PENSIONE INPS L’evento deve essere comunicato alla sede INPS anche tramite i Patronati o Sindacati producendo il certificato di morte (anche se nuove disposizioni prevedono che tale comunicazione è di compito del Comune e nel medico necroscopo).  Congiuntamente si dovrà inoltrare richiesta di reversibilità al coniuge superstite e di riscossione dei ratei maturati agli aventi diritto.
SUCCESSIONE Deve essere presentata, in caso di possesso di beni immobiliari, entro 12 mesi dal decesso all’Agenzia delle Entrate competente in riferimento all’ultima residenza del defunto. A seguito degli accertamenti fiscali sarà corrisposta l’imposta di successione con aliquote variabili secondo il grado di parentela e alle quote ereditarie.
TESTAMENTO La cosa più opportuna alla notifica di un testamento è affidarne le pratiche burocratiche ad un notaio o all’ufficio competente di un Patronato.
UTENZE Le variazioni d’intestazione o cessazioni vanno comunicate alle ditte fornitrici d’apparecchi o contatori per l’erogazione di luce, acqua, gas e utenze telefoniche. Presso l’ufficio comunale competente va data disdetta o variazione d’intestazione per la cartella esattoriale sui rifiuti.
BANCA Dopo la comunicazione, mediante esibizione del certificato di morte, il conto viene momentaneamente sospeso nell’attesa della produzione di un atto notorio attestante l’asse ereditario. Eventuali cointestatari dovranno aprire nel frattempo un conto alternativo e provvedere alla variazione degli appoggi bancari riguardo le utenze in essere.
DICHIARAZIONE DEI REDDITI La dichiarazione del defunto dell’anno in cui è mancato è presentata da uno degli eredi, i cui dati saranno riportati in un quadro apposito.
DETRAZIONI SPESE FUNEBRI AI FINI IRPEF Nella dichiarazione dei redditi, per l’anno successivo a quello delle spese sostenute per ogni evento luttuoso, è possibile una detrazione d’imposta nella misura del 19% sull’importo complessivo di € 1549,37 ovverosia € 294,38 che possono essere accorpati alle spese sanitarie o assicurative personali.
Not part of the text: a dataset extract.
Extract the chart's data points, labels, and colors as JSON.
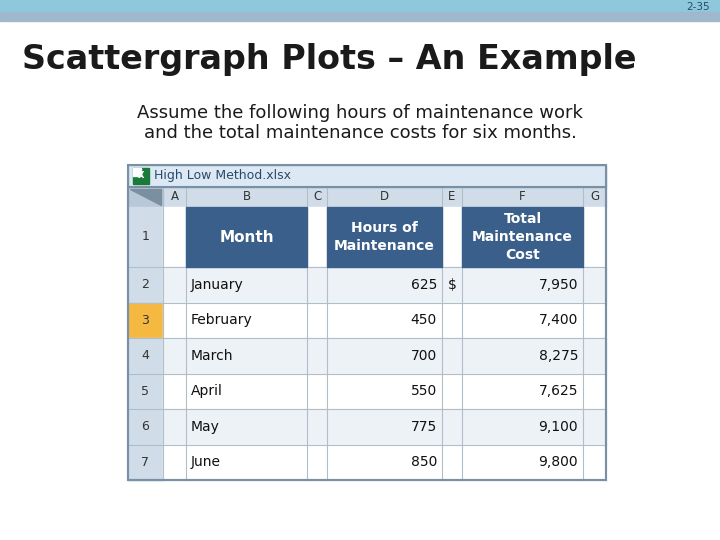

Gli aventi diritto alla detrazione indipendentemente che il familiare deceduto fosse o no a carico sono: il coniuge (anche se legalmente separato), i figli legittimi o adottivi e i nipoti diretti, i genitori, i generi e le nuore, fratelli e sorelle germani o unilaterali, il suocero o la suocera, nonni e nonne. L’importo detraibile non varia anche se sono più famigliari a sostenere la spesa, ma la detrazione potrà essere frazionata tra gli aventi diritto con una dichiarazione di ripartizione delle spese.